Issue | Cause | Solution |
---|---|---|
Low performance issues | The OS profile might not be configured for maximum performance. |
|
Low SMBDirect performance | The NetworkDirect registry is enabled by default in the NIC but the ECN and/or PFC is not enabled in the switch. | Either enable ECN/PFC in the switch or set NetworkDirect to zero. |
General Diagnostic
Go to “Device Manager”, locate the Mellanox adapter that you are debugging, right- click and choose “Properties” and go to the “Information” tab:
- PCI Gen 1: should appear as "PCI-E 2.5 GT/s"
- PCI Gen 2: should appear as "PCI-E 5.0 GT/s"
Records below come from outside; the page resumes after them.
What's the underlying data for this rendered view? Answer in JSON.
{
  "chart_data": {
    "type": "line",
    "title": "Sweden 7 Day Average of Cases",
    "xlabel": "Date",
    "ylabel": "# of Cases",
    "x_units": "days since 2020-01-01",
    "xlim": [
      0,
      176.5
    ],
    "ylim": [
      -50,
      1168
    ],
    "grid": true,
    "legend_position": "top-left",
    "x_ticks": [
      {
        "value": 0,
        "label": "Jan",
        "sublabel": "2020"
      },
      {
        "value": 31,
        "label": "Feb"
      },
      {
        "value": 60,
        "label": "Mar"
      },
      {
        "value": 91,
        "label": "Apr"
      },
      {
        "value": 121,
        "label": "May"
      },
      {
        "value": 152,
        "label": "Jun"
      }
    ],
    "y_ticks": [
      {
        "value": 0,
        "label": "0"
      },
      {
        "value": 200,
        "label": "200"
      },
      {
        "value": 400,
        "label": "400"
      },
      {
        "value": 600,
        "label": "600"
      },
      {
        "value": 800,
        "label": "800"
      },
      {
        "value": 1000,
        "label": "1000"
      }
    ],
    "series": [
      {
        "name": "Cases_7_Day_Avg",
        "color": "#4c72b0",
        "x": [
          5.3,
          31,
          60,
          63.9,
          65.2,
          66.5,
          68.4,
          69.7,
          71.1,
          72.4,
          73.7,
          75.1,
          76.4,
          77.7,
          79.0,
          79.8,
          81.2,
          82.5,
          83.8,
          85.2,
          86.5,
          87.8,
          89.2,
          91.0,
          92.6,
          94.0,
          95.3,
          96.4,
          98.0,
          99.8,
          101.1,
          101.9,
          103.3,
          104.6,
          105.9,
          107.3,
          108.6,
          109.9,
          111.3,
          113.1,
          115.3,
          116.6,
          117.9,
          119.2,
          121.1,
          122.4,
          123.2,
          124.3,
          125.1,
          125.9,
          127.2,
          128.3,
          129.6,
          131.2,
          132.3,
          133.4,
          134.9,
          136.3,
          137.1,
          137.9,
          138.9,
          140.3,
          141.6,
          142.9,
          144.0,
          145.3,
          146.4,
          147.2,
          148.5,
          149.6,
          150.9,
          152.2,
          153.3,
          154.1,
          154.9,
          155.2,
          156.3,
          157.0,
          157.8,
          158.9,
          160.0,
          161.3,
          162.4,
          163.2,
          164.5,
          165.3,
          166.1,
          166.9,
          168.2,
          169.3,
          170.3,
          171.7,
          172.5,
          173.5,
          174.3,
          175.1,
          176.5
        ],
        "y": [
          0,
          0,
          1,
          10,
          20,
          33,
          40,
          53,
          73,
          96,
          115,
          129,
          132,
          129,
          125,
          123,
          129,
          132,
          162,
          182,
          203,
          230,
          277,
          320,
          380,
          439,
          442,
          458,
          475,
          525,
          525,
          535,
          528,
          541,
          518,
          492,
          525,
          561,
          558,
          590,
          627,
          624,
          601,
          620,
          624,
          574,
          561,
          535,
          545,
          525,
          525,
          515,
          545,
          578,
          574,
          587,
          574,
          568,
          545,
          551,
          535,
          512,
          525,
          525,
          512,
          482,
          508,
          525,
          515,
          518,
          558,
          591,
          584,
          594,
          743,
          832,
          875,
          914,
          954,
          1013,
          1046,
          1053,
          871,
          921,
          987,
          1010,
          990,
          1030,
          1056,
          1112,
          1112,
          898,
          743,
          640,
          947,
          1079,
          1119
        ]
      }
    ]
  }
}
- PCI Gen 3: should appear as "PCI-E 8.0 GT/s"
- Link Speed: 56.0 Gbps / 40.0Gbps / 10.0Gbps / 100 Gbps
To determine if the Mellanox NIC and PCI bus can achieve their maximum speed, it's best to run nd_send_bw in a loopback. On the same machine:
Run "start /b /affinity 0x1 nd_send_bw -S <IP_host>" where <IP_host> is the local IP.
- Run "start /b /affinity 0x2 nd_send_bw -C <IP_host>"
Repeat for port 2 with the appropriate IP.
On PCI Gen3 the expected result is around 5700MB/s
On PCI Gen2 the expected result is around 3300MB/s
Any number lower than that points to bad configuration or installation on the wrong PCI slot. Malfunctioning QoS settings and Flow Control can be the cause as well.
- To determine the maximum speed between the two sides with the most basic test:
- Run "nd_send_bw -S <IP_host1>" on machine 1 where <IP_host1> is the local IP.
- Run "nd_send_bw -C <IP_host1>" on machine 2.
- Results appear in Gb/s (Gigabits 2^30), and reflect the actual data that was transferred, excluding headers.
- If these results are not as expected, the problem is most probably with one or more of the following:
- Old Firmware version.
- Misconfigured Flow-control: Global pause or PFC is configured wrong on the hosts, routers and switches.
- CPU/power options are not set to "Maximum Performance".